Using knowledge from prior tasks to accelerate reinforcement learning in new, related environments.
Transfer Reinforcement Learning (TRL) is a subfield of reinforcement learning that addresses one of RL's most persistent bottlenecks: the enormous amount of environment interaction required to learn effective policies from scratch. Rather than treating each new task as an isolated problem, TRL methods reuse knowledge acquired from one or more source tasks to accelerate learning in a related target task. This reuse can take many forms — transferring policy parameters, value function estimates, learned feature representations, reward shaping signals, or even raw experience trajectories — making TRL a broad and flexible framework rather than a single technique.
The mechanics of TRL vary depending on what is transferred and when. In policy transfer, a network trained on a source task is used to initialize or constrain the policy for the target task, giving the agent a strong behavioral prior. In representation transfer, lower-level features learned by a neural network — such as object recognition or motion dynamics — are frozen or fine-tuned for the new domain. More sophisticated approaches use inter-task mappings to translate state and action spaces between tasks that differ structurally, enabling transfer even when the source and target environments are not superficially similar. Curriculum learning and domain randomization are often used alongside TRL to construct sequences of source tasks that progressively prepare an agent for harder target environments.

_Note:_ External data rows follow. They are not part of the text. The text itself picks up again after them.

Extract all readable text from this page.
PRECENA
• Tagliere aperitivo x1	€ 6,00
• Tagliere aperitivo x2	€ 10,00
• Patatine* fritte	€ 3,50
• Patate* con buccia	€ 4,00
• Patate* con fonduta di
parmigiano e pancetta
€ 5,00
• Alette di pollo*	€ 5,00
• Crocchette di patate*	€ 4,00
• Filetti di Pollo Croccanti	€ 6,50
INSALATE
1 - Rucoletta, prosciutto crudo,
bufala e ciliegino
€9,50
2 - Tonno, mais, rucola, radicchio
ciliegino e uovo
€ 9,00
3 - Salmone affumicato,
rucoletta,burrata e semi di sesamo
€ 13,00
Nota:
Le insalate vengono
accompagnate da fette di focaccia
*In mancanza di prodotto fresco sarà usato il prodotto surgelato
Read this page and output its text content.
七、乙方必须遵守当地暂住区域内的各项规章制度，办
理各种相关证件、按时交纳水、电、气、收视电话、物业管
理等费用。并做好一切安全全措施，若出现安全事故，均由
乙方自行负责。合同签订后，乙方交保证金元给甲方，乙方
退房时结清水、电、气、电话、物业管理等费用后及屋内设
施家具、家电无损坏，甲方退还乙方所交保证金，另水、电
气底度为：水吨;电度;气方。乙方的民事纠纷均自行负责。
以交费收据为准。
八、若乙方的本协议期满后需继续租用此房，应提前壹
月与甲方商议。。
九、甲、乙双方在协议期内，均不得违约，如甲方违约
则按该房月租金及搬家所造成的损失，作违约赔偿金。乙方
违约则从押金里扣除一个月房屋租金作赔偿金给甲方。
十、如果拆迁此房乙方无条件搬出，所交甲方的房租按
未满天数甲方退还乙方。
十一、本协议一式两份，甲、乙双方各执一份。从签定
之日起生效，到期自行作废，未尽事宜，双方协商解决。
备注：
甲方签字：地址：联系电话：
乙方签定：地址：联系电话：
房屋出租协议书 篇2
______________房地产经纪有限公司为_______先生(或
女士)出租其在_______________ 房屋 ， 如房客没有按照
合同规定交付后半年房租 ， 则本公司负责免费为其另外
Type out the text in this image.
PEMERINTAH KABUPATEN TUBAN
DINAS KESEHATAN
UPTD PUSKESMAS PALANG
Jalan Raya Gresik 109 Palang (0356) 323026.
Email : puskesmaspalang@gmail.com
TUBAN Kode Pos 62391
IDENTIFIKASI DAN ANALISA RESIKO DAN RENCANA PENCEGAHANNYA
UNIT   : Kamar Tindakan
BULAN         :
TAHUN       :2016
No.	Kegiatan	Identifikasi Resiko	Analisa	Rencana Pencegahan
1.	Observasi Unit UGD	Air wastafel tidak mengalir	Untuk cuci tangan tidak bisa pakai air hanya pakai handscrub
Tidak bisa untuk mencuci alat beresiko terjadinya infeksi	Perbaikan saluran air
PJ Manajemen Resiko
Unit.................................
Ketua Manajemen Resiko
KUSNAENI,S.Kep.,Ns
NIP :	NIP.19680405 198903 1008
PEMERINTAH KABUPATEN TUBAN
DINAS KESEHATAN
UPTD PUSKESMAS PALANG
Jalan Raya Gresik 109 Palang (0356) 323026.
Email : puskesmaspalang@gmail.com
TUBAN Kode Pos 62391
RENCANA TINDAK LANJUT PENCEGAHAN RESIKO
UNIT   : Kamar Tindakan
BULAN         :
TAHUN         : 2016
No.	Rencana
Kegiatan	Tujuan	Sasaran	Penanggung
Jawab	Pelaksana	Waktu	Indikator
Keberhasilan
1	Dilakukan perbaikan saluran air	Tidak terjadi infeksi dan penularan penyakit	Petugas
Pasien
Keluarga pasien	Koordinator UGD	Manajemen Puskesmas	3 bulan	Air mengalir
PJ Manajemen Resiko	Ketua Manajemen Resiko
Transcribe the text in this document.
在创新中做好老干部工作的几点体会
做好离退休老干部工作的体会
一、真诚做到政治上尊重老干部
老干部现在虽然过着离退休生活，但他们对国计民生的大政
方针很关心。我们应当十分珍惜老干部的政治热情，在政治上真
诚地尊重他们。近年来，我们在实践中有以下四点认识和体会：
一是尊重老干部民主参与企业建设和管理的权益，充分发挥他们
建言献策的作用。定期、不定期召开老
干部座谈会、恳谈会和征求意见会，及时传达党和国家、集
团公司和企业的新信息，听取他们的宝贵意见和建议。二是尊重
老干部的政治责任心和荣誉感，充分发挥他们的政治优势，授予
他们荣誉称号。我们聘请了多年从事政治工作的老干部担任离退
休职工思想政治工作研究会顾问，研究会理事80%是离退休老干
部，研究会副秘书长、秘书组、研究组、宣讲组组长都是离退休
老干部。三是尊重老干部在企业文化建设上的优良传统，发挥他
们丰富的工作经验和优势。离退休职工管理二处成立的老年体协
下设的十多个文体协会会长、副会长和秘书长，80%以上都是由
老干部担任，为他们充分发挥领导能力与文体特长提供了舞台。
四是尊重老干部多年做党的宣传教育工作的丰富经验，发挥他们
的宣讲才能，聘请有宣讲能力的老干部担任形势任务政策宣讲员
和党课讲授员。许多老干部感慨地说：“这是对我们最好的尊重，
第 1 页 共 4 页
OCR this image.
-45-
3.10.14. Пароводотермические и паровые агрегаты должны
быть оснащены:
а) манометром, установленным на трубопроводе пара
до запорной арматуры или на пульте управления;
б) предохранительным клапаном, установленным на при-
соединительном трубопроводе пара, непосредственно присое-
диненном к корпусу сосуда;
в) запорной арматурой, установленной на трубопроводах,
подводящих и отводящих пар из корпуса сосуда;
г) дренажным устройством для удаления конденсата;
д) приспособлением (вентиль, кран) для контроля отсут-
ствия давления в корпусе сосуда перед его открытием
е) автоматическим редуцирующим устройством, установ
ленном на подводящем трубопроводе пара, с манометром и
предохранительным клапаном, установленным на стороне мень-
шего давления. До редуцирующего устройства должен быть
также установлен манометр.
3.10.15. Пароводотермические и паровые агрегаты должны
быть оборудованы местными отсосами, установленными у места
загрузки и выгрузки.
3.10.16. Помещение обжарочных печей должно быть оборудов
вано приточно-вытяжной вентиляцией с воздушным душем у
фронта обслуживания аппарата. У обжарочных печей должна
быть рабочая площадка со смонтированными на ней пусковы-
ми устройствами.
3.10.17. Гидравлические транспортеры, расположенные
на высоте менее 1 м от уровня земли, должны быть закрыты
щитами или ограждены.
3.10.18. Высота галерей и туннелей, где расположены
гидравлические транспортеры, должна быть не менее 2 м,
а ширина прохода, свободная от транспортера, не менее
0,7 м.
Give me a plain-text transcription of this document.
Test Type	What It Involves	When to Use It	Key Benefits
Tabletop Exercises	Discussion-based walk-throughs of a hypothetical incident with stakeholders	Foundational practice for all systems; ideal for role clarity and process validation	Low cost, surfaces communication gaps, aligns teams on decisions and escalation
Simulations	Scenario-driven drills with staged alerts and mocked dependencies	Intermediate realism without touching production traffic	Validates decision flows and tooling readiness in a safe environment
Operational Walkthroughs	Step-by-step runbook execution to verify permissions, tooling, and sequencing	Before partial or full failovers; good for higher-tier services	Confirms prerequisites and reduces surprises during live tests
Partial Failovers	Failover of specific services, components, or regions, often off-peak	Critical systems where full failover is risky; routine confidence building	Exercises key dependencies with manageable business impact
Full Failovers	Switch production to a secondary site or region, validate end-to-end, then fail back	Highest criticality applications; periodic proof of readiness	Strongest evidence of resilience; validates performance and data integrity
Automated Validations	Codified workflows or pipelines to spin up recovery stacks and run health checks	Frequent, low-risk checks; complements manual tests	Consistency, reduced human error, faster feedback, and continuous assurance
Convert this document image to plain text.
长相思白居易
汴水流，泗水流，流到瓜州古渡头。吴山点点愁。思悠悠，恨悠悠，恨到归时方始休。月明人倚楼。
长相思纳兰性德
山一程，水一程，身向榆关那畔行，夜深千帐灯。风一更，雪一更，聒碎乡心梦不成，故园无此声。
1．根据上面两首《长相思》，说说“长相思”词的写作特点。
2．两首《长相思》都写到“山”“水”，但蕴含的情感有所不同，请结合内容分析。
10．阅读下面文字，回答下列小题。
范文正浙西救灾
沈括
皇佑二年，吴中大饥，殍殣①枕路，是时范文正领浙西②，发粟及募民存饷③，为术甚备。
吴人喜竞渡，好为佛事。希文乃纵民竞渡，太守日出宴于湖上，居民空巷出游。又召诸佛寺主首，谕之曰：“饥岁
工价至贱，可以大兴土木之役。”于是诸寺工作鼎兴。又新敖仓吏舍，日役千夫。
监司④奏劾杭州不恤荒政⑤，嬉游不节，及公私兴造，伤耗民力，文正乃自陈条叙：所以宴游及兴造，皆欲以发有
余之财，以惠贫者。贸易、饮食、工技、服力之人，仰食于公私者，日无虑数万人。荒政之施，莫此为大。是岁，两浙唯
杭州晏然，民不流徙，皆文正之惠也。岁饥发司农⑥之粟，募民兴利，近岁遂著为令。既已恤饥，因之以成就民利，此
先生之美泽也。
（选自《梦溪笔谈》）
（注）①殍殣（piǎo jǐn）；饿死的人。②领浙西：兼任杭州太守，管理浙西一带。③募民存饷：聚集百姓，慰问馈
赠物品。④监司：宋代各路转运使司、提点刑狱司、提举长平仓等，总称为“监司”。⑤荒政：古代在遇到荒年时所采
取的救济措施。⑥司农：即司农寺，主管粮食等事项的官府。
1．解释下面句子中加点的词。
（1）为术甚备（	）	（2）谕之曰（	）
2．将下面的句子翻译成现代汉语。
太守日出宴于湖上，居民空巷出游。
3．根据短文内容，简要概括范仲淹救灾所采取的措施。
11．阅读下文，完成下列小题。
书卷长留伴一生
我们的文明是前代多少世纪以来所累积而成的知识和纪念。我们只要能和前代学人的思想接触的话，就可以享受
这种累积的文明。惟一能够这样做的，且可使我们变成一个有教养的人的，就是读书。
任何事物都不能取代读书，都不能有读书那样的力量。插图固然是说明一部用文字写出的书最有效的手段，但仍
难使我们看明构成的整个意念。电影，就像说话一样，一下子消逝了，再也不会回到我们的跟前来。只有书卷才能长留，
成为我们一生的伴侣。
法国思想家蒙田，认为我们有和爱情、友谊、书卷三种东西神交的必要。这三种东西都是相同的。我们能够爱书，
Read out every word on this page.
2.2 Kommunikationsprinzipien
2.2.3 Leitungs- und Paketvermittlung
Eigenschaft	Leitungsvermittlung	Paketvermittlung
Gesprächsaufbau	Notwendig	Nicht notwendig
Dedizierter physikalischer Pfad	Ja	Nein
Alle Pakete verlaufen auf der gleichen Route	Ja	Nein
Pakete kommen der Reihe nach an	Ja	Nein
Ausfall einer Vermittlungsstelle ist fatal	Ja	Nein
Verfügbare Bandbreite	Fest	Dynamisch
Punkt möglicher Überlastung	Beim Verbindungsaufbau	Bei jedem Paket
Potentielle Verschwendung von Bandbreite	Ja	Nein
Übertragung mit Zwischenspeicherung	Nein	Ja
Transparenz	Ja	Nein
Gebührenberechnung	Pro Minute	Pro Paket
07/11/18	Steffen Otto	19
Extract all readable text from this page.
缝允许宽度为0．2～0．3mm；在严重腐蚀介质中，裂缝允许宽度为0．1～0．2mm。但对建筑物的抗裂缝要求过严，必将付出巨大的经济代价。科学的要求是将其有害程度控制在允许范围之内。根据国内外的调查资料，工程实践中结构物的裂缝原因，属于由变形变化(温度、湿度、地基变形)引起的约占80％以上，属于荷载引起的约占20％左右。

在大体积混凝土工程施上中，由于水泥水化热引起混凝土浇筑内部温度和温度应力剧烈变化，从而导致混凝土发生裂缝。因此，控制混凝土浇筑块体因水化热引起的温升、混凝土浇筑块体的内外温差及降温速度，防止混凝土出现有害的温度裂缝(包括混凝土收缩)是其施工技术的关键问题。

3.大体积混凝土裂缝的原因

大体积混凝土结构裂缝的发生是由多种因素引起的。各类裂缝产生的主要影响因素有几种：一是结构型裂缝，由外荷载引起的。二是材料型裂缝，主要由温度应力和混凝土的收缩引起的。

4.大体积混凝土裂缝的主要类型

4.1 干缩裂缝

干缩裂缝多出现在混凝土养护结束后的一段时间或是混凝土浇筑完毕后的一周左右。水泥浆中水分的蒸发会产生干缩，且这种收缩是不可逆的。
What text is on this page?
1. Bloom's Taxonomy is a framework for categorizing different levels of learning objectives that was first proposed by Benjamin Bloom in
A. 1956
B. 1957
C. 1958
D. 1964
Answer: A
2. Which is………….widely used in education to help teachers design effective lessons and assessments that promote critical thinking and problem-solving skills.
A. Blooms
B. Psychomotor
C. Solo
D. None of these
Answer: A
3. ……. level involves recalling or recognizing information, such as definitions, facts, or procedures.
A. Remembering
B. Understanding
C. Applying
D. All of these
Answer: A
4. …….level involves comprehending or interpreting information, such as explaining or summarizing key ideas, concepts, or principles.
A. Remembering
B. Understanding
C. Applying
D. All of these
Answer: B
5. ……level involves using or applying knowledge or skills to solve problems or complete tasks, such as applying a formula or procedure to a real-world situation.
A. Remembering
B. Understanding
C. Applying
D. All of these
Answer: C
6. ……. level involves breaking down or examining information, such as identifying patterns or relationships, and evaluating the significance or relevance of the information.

TRL matters because data collection in real-world RL settings is frequently expensive, slow, or dangerous. In robotics, running thousands of physical trials to learn a manipulation skill is impractical; transferring policies learned in simulation or on simpler robot platforms can dramatically reduce this burden. In game-playing agents, skills learned in early levels or simpler variants of a game can transfer to more complex scenarios. The technique also underpins sim-to-real transfer, where agents trained entirely in simulation are deployed on physical hardware with minimal additional training.
Despite its promise, TRL faces significant challenges, including negative transfer — where knowledge from a poorly chosen source task actively harms performance on the target — and the difficulty of automatically identifying which source tasks are most relevant. Active research continues into meta-learning frameworks and task-similarity metrics that make transfer more reliable and automatic across diverse problem settings.